More houses are being built
Although the figures are confusing, we can see from the Government’s own data that there was an increase in 15% of new houses in the UK in 2016-2017.
It’s made up of a number of factors, including changing of use, conversion etc. but new build homes make up over 183 thousand.
That’s a big increase, and councils are being pressured to release even more land to build many more houses, so we should see even more coming on to the market.
More supply generally equals a softening of prices, and it should allow more first time buyers into the market.
There’s another side to this, too.
As the population grows, many older people are moving out of their homes and into retirement apartments, freeing up even more housing stock.

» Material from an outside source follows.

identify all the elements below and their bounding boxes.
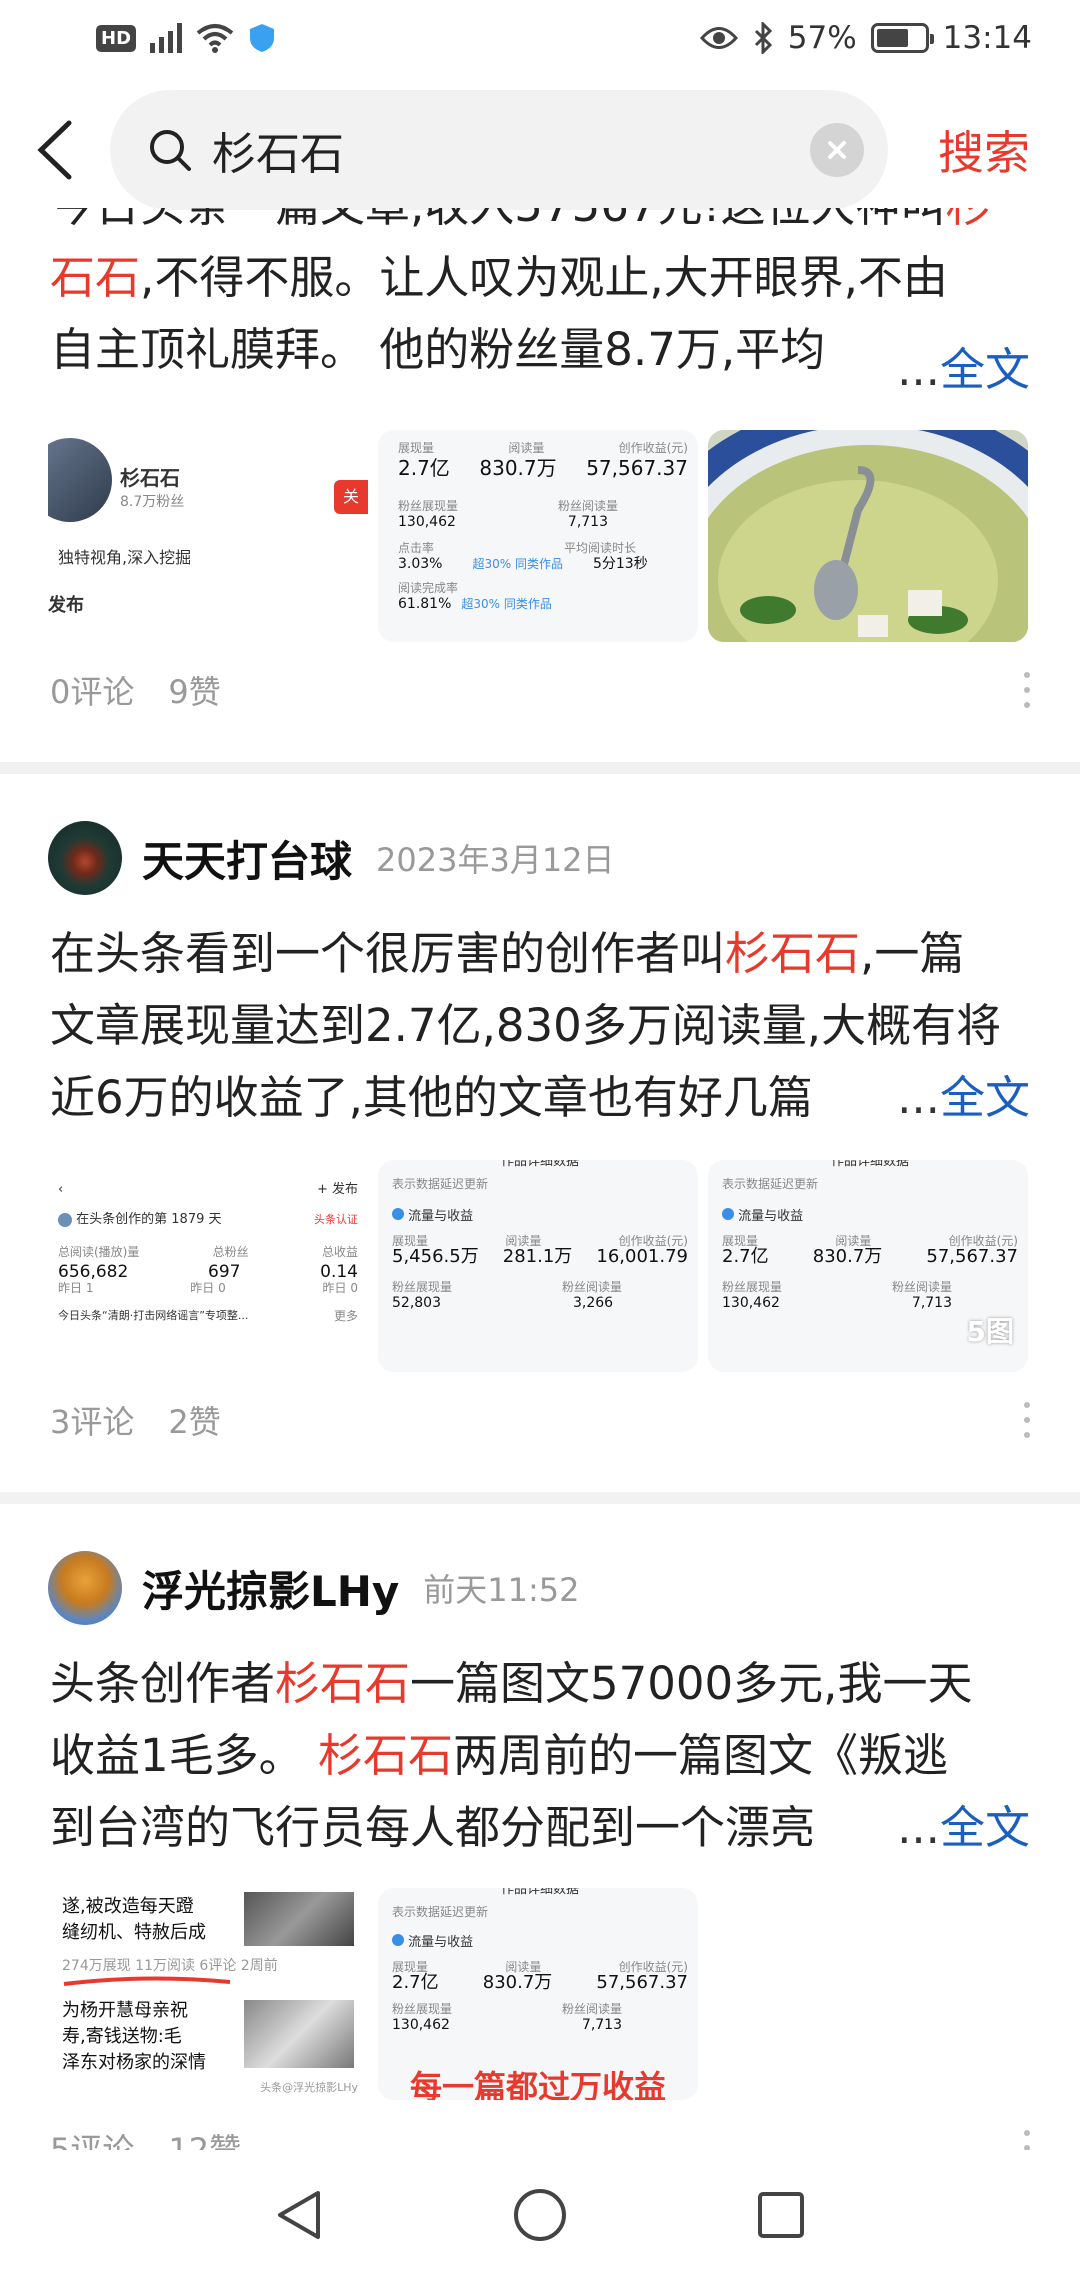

The future finally looks good for first-time buyers!
Interest rates are still low
In October 1989, the base interest rate was set at 14.875%.
Can you imagine paying today’s mortgage with those sort of rates?
With many people on trackers at one percent above base, it’s hard to imagine ever paying above 10%, but we did back then,
Some people are scared off by worries that it could happen again, but times are different, and it’s unlikely that any rate rises will be that sharp.
Certainly, given the current high rates of borrowing, it would be reckless and dangerous to consider increasing rates too much.
So is it a good time to buy?
This is a tough question to answer because it relies so much on personal circumstances and an understanding that we really don’t know what’s going to happen in the world next week, let alone in the next decade.
But, looking at how things are progressing, if you can afford it, and if you can get the right mortgage, it certainly seems that at the moment, the market is looking up for first-time buyers.